Locking member 12a of wafer cassette holder 12 further includes two tabs 20a and 20b located on the top surface of base bar 16. Tabs 20a-20b are spaced apart to define a notch 22 in between. Likewise, locking member 12b includes two tabs 21a and 21b located on the top surface of base bar 17. Tabs 21a-21b are spaced apart to define a notch 23 in between. The function of tabs 20a-20b and 21a-21b and notches 22-23 is to secure wafer cassette 11 on base bars 16-17, and therefore on platform 14, without horizontal movement. When wafer cassette 11 is located on wafer cassette holder 12, notches 22 and 23 are occupied by lateral bar 18c of H-shaped bar 18. When lateral bar 18c is clamped in notches 22 and 23, each vertical bars 18a-18b is held against one of two sets of tabs 20a-20b and 21a-21b , respectively. This cause H-shaped bar 18 to be free from any horizontal movement which, in turn, securely locks wafer cassette 11 on wafer cassette holder 12 without horizontal movement.

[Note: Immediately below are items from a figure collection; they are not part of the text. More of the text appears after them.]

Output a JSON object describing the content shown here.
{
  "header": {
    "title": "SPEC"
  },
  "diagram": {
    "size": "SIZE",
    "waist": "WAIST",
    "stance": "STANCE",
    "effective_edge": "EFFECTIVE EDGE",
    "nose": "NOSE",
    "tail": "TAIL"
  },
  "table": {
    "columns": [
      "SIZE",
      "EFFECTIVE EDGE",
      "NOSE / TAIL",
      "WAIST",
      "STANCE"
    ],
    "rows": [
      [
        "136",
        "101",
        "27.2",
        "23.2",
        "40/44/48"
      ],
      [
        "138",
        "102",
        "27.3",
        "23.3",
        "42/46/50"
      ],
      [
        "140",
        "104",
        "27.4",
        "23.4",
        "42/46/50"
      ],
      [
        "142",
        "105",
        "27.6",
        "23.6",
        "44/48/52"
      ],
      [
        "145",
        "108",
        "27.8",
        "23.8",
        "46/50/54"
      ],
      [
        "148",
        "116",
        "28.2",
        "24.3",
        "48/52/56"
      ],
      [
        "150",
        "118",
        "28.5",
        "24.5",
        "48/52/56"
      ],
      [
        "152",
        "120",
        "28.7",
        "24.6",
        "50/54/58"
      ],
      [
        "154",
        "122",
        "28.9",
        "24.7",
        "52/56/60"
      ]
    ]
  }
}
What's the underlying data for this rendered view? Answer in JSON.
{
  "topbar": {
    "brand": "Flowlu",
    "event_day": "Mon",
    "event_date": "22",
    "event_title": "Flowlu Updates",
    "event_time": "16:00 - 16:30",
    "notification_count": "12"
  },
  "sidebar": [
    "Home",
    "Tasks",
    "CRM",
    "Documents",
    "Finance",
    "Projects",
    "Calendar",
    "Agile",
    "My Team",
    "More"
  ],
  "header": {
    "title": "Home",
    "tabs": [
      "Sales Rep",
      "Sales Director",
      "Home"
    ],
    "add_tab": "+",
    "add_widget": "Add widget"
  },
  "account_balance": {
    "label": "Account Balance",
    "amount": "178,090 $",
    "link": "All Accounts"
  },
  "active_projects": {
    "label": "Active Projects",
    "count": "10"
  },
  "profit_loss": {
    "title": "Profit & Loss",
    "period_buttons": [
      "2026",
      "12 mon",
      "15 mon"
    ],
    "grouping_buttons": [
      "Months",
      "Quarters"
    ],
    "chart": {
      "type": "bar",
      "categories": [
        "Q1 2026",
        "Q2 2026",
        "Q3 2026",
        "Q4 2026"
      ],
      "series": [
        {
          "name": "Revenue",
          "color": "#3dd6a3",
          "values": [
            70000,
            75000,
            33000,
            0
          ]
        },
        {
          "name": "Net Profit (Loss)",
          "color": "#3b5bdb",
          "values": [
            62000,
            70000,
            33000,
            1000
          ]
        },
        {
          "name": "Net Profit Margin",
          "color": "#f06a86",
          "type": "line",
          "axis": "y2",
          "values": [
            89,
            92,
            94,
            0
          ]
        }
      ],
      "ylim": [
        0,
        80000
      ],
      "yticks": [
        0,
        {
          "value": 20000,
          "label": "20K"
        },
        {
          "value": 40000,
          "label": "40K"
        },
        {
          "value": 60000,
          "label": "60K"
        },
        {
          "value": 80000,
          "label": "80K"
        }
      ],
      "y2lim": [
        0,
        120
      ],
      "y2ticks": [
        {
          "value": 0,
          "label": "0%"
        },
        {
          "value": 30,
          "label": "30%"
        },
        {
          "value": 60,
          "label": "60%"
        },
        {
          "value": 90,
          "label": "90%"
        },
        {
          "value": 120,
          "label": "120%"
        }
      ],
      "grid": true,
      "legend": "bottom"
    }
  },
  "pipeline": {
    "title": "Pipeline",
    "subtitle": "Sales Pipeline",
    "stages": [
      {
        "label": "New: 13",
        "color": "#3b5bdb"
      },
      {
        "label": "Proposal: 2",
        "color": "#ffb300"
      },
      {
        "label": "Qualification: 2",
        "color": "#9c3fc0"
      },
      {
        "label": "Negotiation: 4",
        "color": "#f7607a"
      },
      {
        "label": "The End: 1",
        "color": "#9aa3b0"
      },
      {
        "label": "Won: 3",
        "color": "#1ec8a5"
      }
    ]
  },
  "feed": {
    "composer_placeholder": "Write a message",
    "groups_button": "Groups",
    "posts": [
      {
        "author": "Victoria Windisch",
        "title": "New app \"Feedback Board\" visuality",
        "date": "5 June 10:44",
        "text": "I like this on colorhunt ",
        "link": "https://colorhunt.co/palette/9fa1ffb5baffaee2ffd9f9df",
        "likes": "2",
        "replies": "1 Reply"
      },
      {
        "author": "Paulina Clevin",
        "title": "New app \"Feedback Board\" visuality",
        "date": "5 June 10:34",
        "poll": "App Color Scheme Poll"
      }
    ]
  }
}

Disadvantages are, however, associated with this prior approach. One disadvantage associated is that a very small positional displacement of the wafer cassette is allowed during the loading of the wafer cassette on the wafer cassette holder. In order to lock the wafer cassette on the wafer cassette holder, the lateral bar of the H-shaped bar needs to be precisely aligned with the notches when the wafer cassette is loaded. The precise alignment of the lateral bar with the notches during the cassette loading typically requires manual operation by human operators. This typically increases the loading time of the wafer cassette which, in turn, reduces the total throughput of the processing equipment. In addition, the manual loading of the wafer cassette creates ergonomics problems.

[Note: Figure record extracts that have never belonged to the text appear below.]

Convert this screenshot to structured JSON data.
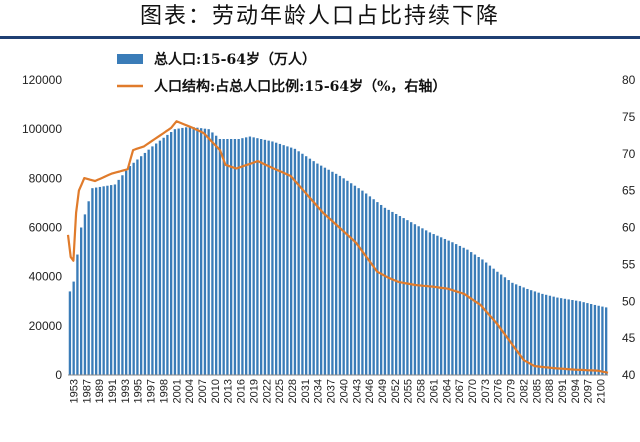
{
  "title": "图表：劳动年龄人口占比持续下降",
  "chart_data": {
    "type": "bar",
    "legend": {
      "bar_label": "总人口:15-64岁（万人）",
      "line_label": "人口结构:占总人口比例:15-64岁（%，右轴）",
      "placement": "top-left"
    },
    "y_left": {
      "min": 0,
      "max": 120000,
      "ticks": [
        "0",
        "20000",
        "40000",
        "60000",
        "80000",
        "100000",
        "120000"
      ]
    },
    "y_right": {
      "min": 40,
      "max": 80,
      "ticks": [
        "40",
        "45",
        "50",
        "55",
        "60",
        "65",
        "70",
        "75",
        "80"
      ]
    },
    "x_tick_labels": [
      "1953",
      "1987",
      "1989",
      "1991",
      "1993",
      "1995",
      "1997",
      "1998",
      "2001",
      "2004",
      "2007",
      "2010",
      "2013",
      "2016",
      "2019",
      "2022",
      "2025",
      "2028",
      "2031",
      "2034",
      "2037",
      "2040",
      "2043",
      "2046",
      "2049",
      "2052",
      "2055",
      "2058",
      "2061",
      "2064",
      "2067",
      "2070",
      "2073",
      "2076",
      "2079",
      "2082",
      "2085",
      "2088",
      "2091",
      "2094",
      "2097",
      "2100"
    ],
    "series": [
      {
        "name": "总人口:15-64岁（万人）",
        "axis": "left",
        "color": "#3a7cb8",
        "keypoints": [
          [
            0,
            34000
          ],
          [
            1,
            38000
          ],
          [
            3,
            60000
          ],
          [
            6,
            76000
          ],
          [
            12,
            77500
          ],
          [
            16,
            85000
          ],
          [
            22,
            93000
          ],
          [
            28,
            100000
          ],
          [
            32,
            101000
          ],
          [
            37,
            100000
          ],
          [
            40,
            96000
          ],
          [
            45,
            96000
          ],
          [
            48,
            97000
          ],
          [
            54,
            95000
          ],
          [
            60,
            92000
          ],
          [
            66,
            86000
          ],
          [
            72,
            81000
          ],
          [
            78,
            75000
          ],
          [
            84,
            68000
          ],
          [
            90,
            63000
          ],
          [
            96,
            58000
          ],
          [
            102,
            54000
          ],
          [
            106,
            51000
          ],
          [
            110,
            47000
          ],
          [
            114,
            42000
          ],
          [
            118,
            37500
          ],
          [
            122,
            35000
          ],
          [
            126,
            33000
          ],
          [
            130,
            31500
          ],
          [
            136,
            30000
          ],
          [
            140,
            28500
          ],
          [
            143,
            27500
          ]
        ],
        "count": 144
      },
      {
        "name": "人口结构:占总人口比例:15-64岁（%，右轴）",
        "axis": "right",
        "color": "#e07b2b",
        "keypoints": [
          [
            0,
            59
          ],
          [
            1,
            56
          ],
          [
            2,
            55.5
          ],
          [
            3,
            62
          ],
          [
            4,
            65
          ],
          [
            6,
            66.7
          ],
          [
            10,
            66.3
          ],
          [
            16,
            67.3
          ],
          [
            22,
            67.9
          ],
          [
            24,
            70.5
          ],
          [
            28,
            71
          ],
          [
            32,
            72
          ],
          [
            36,
            73
          ],
          [
            38,
            73.5
          ],
          [
            40,
            74.4
          ],
          [
            46,
            73.5
          ],
          [
            50,
            72.8
          ],
          [
            56,
            70.5
          ],
          [
            58,
            68.5
          ],
          [
            62,
            68
          ],
          [
            66,
            68.5
          ],
          [
            70,
            69
          ],
          [
            74,
            68.3
          ],
          [
            82,
            67
          ],
          [
            88,
            64.5
          ],
          [
            94,
            62
          ],
          [
            100,
            60
          ],
          [
            106,
            58
          ],
          [
            110,
            56
          ],
          [
            114,
            54
          ],
          [
            118,
            53.2
          ],
          [
            122,
            52.6
          ],
          [
            128,
            52.2
          ],
          [
            134,
            52.0
          ],
          [
            140,
            51.7
          ],
          [
            146,
            51.0
          ],
          [
            152,
            49.5
          ],
          [
            158,
            47
          ],
          [
            162,
            45
          ],
          [
            168,
            42
          ],
          [
            172,
            41.2
          ],
          [
            180,
            40.9
          ],
          [
            188,
            40.7
          ],
          [
            195,
            40.6
          ],
          [
            199,
            40.3
          ]
        ],
        "count": 200
      }
    ]
  }
}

Moreover, the precise alignment of the lateral bar with the notches during the cassette loading typically increases the cost to automate the loading of the wafer cassette. When loading and unloading of the wafer cassette is done automatically by a robotical arm, the robotical arm is required to have a high degree of accuracy. This typically increases the manufacturing cost of the robotical arm.